In 1939 Miss Perry with actresses Josephine Hull, Gertrude Lawrence and Helen Menken founded the American Theatre Wing. She was it's first board chairman and secretary. The Wing sponsored the Stage Door Canteen, where stars worked as dishwashers, waitresses and entertainers for World War II service personnel. Money from a movie about the canteen financed tours of hit shows to overseas troops. At the end of the war, Miss Perry was the guiding force in setting up, under the GI Bill of Rights, a drama school for veterans.

In June 1946, as they planned her birthday celebration, Miss Perry had a fatal heart attack. When her will was probated, it was learned she was $300,000 in debt and had been living on $800 a week from Harvey royalties.

New York Times drama critic Brooks Atkinson wrote, "Antoinette Perry was an imaginative, able and selfless person. There was nothing she would not or could not do. But fame was not what she was after. She just loved theatre."

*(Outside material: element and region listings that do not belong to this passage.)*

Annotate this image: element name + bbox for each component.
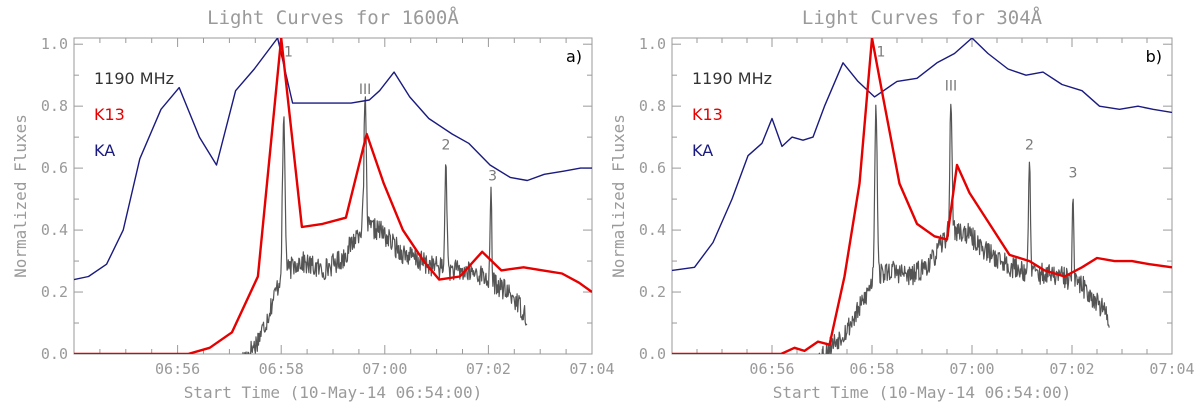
chart-title: Light Curves for 1600Å	[207, 6, 459, 29]
x-tick-label: 07:00	[949, 360, 994, 378]
series-line-k13	[74, 38, 592, 354]
panel-label: a)	[566, 47, 582, 66]
x-tick-label: 06:58	[259, 360, 304, 378]
y-tick-label: 0.0	[639, 345, 666, 363]
chart-title: Light Curves for 304Å	[802, 6, 1043, 29]
peak-annotation: III	[359, 82, 371, 98]
series-line-ka	[672, 38, 1172, 272]
x-tick-label: 07:04	[1149, 360, 1194, 378]
series-group	[672, 38, 1172, 354]
legend-label: 1190 MHz	[94, 69, 174, 88]
legend-label: 1190 MHz	[692, 69, 772, 88]
y-tick-label: 0.8	[41, 97, 68, 115]
series-line-ka	[74, 38, 592, 281]
x-tick-label: 07:04	[569, 360, 614, 378]
peak-annotation: 2	[1025, 138, 1034, 154]
y-tick-label: 0.6	[639, 159, 666, 177]
x-axis-label: Start Time (10-May-14 06:54:00)	[184, 383, 483, 402]
series-line-k13	[672, 38, 1172, 354]
y-tick-label: 0.6	[41, 159, 68, 177]
y-tick-label: 0.4	[639, 221, 666, 239]
y-axis-label: Normalized Fluxes	[609, 114, 628, 278]
legend-label: K13	[692, 105, 723, 124]
x-tick-label: 07:02	[466, 360, 511, 378]
series-line-1190mhz	[818, 103, 1110, 354]
x-tick-label: 06:56	[155, 360, 200, 378]
y-tick-label: 0.8	[639, 97, 666, 115]
panel-b: Light Curves for 304Å b) 06:56 06:58 07:00 07…	[609, 6, 1195, 402]
x-tick-label: 06:56	[749, 360, 794, 378]
y-tick-label: 0.2	[639, 283, 666, 301]
x-tick-label: 06:58	[849, 360, 894, 378]
peak-annotation: 2	[441, 138, 450, 154]
peak-annotation: 1	[877, 45, 886, 61]
legend-label: K13	[94, 105, 125, 124]
peak-annotation: 3	[488, 169, 497, 185]
series-line-1190mhz	[242, 96, 528, 354]
legend-label: KA	[692, 141, 713, 160]
y-tick-label: 0.2	[41, 283, 68, 301]
panel-a: Light Curves for 1600Å a) 06:56 06:58 07:00 0…	[11, 6, 615, 402]
y-tick-label: 0.0	[41, 345, 68, 363]
y-tick-label: 1.0	[41, 35, 68, 53]
series-group	[74, 38, 592, 354]
x-axis-label: Start Time (10-May-14 06:54:00)	[773, 383, 1072, 402]
panel-label: b)	[1146, 47, 1162, 66]
y-tick-label: 1.0	[639, 35, 666, 53]
x-tick-label: 07:00	[362, 360, 407, 378]
y-axis-label: Normalized Fluxes	[11, 114, 30, 278]
x-tick-label: 07:02	[1049, 360, 1094, 378]
y-tick-label: 0.4	[41, 221, 68, 239]
peak-annotation: 3	[1069, 165, 1078, 181]
legend-label: KA	[94, 141, 115, 160]
peak-annotation: III	[945, 79, 957, 95]
peak-annotation: 1	[284, 45, 293, 61]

Show-business notables suggested an annual awards for distinguished acting and technical achievement in the theatre be named in Miss Perry's honor. The initial event took place April 6, 1947, at the Waldorf-Astoria, with a 15-minute radio network broadcast. Host Pemberton explained, "The goal of the American Theatre Wing in presenting these awards is to encourage new trends considered to be of value to the arts, crafts or business of theatre."

Miss Perry was memorialized an individualist who met life head on, dramatized life, gave of a great and generous nature that others might have fun, and in the process had a lot of fun herself.
The award was called the Tony, the name by which thousands had come to know and love Antoinette Perry.